Au Bénin, beaucoup d’observateurs s’accordent à dire qu’il y a un manque considérable de compétences et de main-d’œuvre dans ce secteur. Selon Noé Garba, formateur dans le secteur des énergies renouvelables, « il y a une pénurie très fréquente d’ingénieurs et de techniciens dans toutes les branches de l’industrie des énergies renouvelables, qui provient dans beaucoup de pays d’une tendance générale des étudiants à délaisser les études d’ingénierie. Il faut en particulier des ingénieurs concepteurs qualifiés (ingénierie civile, mécanique et électrique) connaissant bien certaines technologies des énergies renouvelables », a-t-il laissé entendre. En clair, selon lui, il y a une pénurie considérable de compétences en ingénierie et de compétences techniques dans le domaine hydraulique dans les pays émergents et les pays en développement. « Il manque aussi des ingénieurs qualifiés dans l’industrie de la bioénergie et une pénurie générale de techniciens correctement formés à la bioénergie », va-t-il ajouter.

Harold Dassi (Directeur Général du site de recrutement DigitMarket

Agir pour éviter les pénuries de main-d’œuvre

Le fait de pouvoir disposer de compétences est un élément important qui facilite le développement des énergies renouvelables, et les pouvoirs publics ainsi que le secteur des énergies renouvelables sont en

mesure d’aider les éducateurs et les formateurs pertinents à élaborer leurs programmes de formation. « Les éducateurs et les formateurs peuvent être lents à prendre plus particulièrement en compte les compétences requises par le secteur des énergies renouvelables. Elaborer un cours et le mettre pour la première fois en application nécessite un investissement considérable en temps et en énergie et les fournisseurs de ces services sont aussi contraints par les attentes des élèves et des stagiaires potentiels. Il se peut que les cours proposés avant que l’activité dans le secteur des énergies renouvelables ne décolle réellement ne suscitent pas tout l’intérêt nécessaire pour les rendre attrayants », estime Harold Dassi, directeur général de Digit Market, un site recrutement en ligne.

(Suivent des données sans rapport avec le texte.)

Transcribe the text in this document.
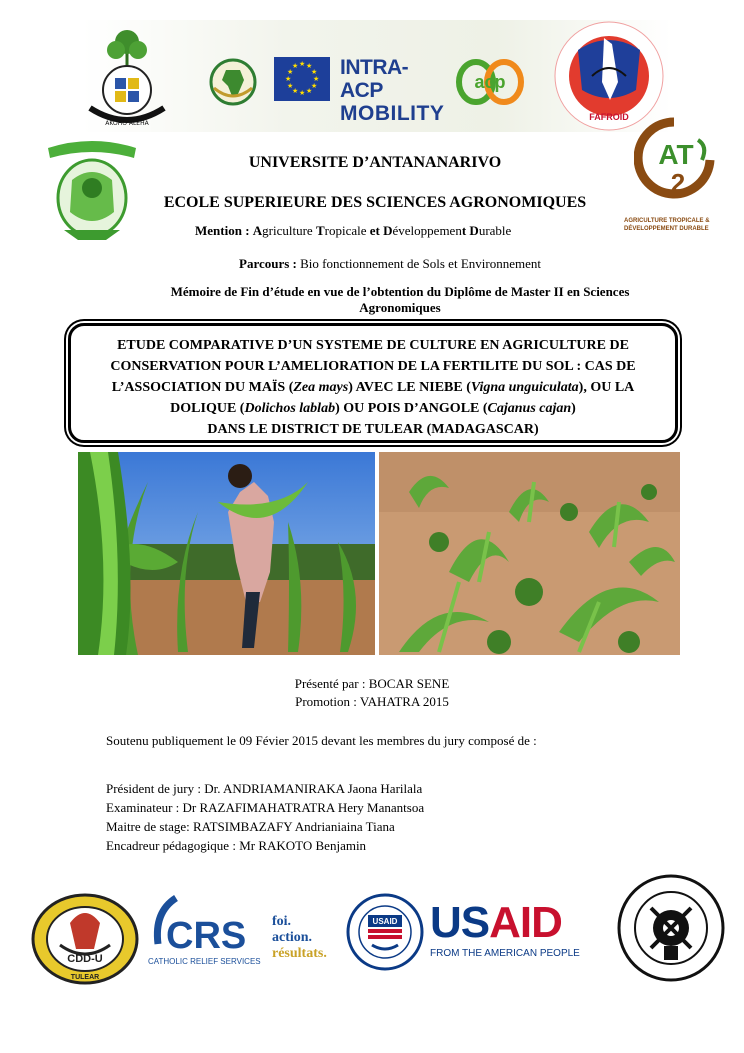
AKOHO ALEHA
★ ★
★
★
★
★
★
★
★
★
★
★ INTRA-ACP
MOBILITY
acp
FAFROID
AT
2
AGRICULTURE TROPICALE &
DÉVELOPPEMENT DURABLE
UNIVERSITE D’ANTANANARIVO
ECOLE SUPERIEURE DES SCIENCES AGRONOMIQUES
Mention : Agriculture Tropicale et Développement Durable
Parcours : Bio fonctionnement de Sols et Environnement
Mémoire de Fin d’étude en vue de l’obtention du Diplôme de Master II en Sciences
Agronomiques

ETUDE COMPARATIVE D’UN SYSTEME DE CULTURE EN AGRICULTURE DE

CONSERVATION POUR L’AMELIORATION DE LA FERTILITE DU SOL : CAS DE

L’ASSOCIATION DU MAÏS (Zea mays) AVEC LE NIEBE (Vigna unguiculata), OU LA

DOLIQUE (Dolichos lablab) OU POIS D’ANGOLE (Cajanus cajan)

DANS LE DISTRICT DE TULEAR (MADAGASCAR)

Présenté par : BOCAR SENE
Promotion : VAHATRA 2015
Soutenu publiquement le 09 Févier 2015 devant les membres du jury composé de :
Président de jury : Dr. ANDRIAMANIRAKA Jaona Harilala
Examinateur : Dr RAZAFIMAHATRATRA Hery Manantsoa
Maitre de stage: RATSIMBAZAFY Andrianiaina Tiana
Encadreur pédagogique : Mr RAKOTO Benjamin
CDD-U
TULEAR
CRS
CATHOLIC RELIEF SERVICES
foi.
action.
résultats.
USAID USAID
FROM THE AMERICAN PEOPLE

Toutefois, dit-il, il est possible de concevoir un recyclage (et une formation complémentaire) spécifiquement axé sur les énergies renouvelables pour les travailleurs possédant les compétences pertinentes qui cherchent à intégrer ce secteur, ainsi que pour les nouveaux diplômés qui ont suivi des programmes d’études moins spécialisés. « Dans la pratique, il se peut que le recyclage réponde à l’essentiel des besoins de formation, étant donné que les travaux de construction et d’installation sont souvent temporaires et que les besoins de main-d’œuvre peuvent fluctuer (mais ce besoin de programmes de recyclage pourrait être réduit avec l’adoption de politiques bien conçues qui assurent la progressivité de l’investissement et permettent donc de lisser la courbe de croissance de l’emploi) », va-t-il expliquer.

Dans la même veine, il a fait savoir que ceux qui travaillent déjà dans le secteur des énergies renouvelables ont besoin de suivre un enseignement et une formation appropriés pour combler les lacunes dans les compétences qu’ils possèdent.

 

Jérôme Agnidozan du cabinet Label des Petites et Moyennes Entreprises

Enfin, souligne Jérôme Agnidozan du cabinet Label des Petites et Moyennes Entreprises, « il sera possible de résoudre au moins partiellement le problème des pénuries de compétences et de main-d’œuvre si le secteur des énergies renouvelables, jeune et dynamique, réussit à surmonter les obstacles et la ségrégation professionnelle habituellement liés au sexe pour ouvrir davantage les emplois techniques et d’ingénierie aux femmes ». Cependant, va-t-il conclure, « cela ne sera possible que si l’on offre aux femmes des possibilités d’éducation et de formation adéquates, si les moyens de surmonter les obstacles culturels et sociaux leur sont donnés, et s’il existe une orientation professionnelle et des incitations pour les attirer vers ces types d’études techniques ».